Quick and Simple. Comparing to boiling, steaming your vegetables can retain most nutrients and flavors, as nutrients like water-soluble vitamins would be lost to the boiling water. After all, water isn’t your vegetable’s best friend.
Naturally delicious. Have these vegetables steamed for a healthier taste of farm-freshness 👩🌾 :
This tree-like vegetable is a nutritional powerhouse. Rich in sulforaphane, antioxidant and folate, broccoli has strong cancer-fighting property, anti-inflammation property, improving your cardiovascular health and kidney health 💪. Steam your broccoli for about 5 minutes until fork-tender (And actually you can eat your broccoli raw!)

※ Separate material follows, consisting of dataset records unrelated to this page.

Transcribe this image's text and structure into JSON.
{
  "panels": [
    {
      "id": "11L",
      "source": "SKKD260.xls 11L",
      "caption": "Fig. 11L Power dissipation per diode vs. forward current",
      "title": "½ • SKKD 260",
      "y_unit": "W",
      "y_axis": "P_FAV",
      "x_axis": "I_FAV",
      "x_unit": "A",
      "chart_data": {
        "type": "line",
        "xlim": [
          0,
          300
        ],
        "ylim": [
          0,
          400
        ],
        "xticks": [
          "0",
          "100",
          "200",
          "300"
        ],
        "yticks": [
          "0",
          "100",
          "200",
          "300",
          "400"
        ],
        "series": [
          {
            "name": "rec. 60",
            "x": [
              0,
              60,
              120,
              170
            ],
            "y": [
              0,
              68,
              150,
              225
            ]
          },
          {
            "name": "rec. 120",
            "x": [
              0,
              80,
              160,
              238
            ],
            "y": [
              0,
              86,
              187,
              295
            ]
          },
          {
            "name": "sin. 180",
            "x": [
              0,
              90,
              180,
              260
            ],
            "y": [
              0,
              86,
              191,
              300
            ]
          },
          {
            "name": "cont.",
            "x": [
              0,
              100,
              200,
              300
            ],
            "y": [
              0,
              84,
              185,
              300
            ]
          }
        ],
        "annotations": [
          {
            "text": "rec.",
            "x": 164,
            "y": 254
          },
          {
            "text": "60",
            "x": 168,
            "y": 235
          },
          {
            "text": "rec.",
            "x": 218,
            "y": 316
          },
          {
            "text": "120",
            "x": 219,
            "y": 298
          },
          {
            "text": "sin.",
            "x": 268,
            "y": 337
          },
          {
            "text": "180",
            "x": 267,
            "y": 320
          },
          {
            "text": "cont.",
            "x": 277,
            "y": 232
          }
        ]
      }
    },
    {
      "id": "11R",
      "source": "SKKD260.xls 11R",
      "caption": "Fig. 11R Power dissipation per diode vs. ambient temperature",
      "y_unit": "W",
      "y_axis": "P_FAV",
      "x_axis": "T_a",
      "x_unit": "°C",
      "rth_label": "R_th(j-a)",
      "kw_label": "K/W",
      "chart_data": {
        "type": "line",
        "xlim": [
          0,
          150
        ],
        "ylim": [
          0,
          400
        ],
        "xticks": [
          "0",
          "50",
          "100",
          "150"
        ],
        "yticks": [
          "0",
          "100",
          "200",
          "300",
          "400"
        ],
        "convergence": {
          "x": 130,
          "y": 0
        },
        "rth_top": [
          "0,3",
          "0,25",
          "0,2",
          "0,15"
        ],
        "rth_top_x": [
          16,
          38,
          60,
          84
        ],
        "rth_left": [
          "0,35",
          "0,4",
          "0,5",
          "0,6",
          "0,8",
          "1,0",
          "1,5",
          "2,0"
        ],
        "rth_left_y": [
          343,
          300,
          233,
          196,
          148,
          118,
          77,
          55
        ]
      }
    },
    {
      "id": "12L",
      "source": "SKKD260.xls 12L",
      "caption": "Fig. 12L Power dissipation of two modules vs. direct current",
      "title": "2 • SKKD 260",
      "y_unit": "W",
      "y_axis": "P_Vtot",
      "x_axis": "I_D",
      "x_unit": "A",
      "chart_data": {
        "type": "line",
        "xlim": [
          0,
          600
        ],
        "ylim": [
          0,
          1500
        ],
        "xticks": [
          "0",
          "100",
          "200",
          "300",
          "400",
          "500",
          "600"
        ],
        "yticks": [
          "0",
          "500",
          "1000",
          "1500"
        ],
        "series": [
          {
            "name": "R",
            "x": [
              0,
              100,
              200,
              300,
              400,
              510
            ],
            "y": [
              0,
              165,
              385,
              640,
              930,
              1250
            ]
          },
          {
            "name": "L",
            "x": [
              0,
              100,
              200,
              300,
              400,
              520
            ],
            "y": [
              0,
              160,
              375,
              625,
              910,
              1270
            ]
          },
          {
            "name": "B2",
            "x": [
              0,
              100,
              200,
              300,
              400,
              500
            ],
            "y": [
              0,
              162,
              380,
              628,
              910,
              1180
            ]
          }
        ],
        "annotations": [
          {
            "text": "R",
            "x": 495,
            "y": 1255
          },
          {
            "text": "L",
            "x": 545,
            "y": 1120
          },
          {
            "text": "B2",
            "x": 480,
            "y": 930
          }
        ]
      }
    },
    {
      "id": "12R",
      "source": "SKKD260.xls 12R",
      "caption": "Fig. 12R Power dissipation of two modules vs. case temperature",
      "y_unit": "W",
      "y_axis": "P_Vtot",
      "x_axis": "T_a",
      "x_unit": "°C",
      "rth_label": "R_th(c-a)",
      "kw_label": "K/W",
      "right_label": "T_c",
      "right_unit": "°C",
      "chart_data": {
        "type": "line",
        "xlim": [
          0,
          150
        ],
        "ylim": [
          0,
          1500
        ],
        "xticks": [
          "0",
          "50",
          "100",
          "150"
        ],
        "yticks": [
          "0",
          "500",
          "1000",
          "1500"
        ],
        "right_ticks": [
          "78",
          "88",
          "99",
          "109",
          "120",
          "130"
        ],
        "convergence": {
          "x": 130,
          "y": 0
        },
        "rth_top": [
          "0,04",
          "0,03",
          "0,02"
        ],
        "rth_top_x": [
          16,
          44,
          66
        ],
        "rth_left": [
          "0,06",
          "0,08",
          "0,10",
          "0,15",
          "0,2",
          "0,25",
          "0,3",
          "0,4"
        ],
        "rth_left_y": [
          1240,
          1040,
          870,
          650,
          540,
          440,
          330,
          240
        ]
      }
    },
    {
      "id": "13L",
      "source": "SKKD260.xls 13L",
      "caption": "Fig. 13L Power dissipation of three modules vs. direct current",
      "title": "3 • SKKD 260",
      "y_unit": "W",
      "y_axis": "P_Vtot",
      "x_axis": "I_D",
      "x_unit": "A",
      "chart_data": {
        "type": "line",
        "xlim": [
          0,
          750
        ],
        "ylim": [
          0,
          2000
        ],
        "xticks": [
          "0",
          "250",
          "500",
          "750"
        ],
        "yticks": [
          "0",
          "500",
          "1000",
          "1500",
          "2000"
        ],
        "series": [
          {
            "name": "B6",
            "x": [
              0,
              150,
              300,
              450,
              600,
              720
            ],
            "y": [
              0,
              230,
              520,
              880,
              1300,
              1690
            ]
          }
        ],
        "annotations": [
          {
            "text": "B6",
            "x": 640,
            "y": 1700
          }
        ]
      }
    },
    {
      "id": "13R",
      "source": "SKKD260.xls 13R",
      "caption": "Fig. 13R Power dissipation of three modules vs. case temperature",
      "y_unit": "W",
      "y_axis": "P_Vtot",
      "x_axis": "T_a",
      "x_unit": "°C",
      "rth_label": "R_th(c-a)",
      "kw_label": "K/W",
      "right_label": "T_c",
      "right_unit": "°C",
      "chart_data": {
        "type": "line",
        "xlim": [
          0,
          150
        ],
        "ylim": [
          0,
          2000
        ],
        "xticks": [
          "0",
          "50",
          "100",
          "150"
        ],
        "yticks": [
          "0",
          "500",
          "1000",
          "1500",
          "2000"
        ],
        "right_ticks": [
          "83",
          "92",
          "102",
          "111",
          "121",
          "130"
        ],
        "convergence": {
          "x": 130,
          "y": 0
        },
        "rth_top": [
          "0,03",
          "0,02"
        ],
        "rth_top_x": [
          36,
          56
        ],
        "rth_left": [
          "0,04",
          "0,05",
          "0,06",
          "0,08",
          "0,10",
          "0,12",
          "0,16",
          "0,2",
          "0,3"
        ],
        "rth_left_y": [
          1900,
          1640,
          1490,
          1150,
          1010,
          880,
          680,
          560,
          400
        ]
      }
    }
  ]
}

I love buying roasted sweet potato 🍠 from the sweet potato and chestnut hawkers. But do you know that sweet potato is healthier when it is steamed? Get the most nutrients out of the silky flesh of the sweet potato by steaming it, without having your blood sugar level spiked. In addition to its rich content of beta-carotene which helps protect against cancer and aging, it is also a rich source of antioxidant and fibers. Eat with the peel too, as the peel has almost TEN times the antioxidant power as the flesh!
Baby Chinese Cabbage
This miniature cabbage is loaded with nutrients, from beta-carotene, dietary fibers to minerals. Its calcium content is nearly THREE times more than our all-time favorite Bok Choy. Steam the Baby Chinese Cabbage with vermicelli and garlic. It will be as delicious and sweet as steamed scallops 😋.
- Add some slices of garlic and lemon zest to your steamed veggies for a more refreshing taste.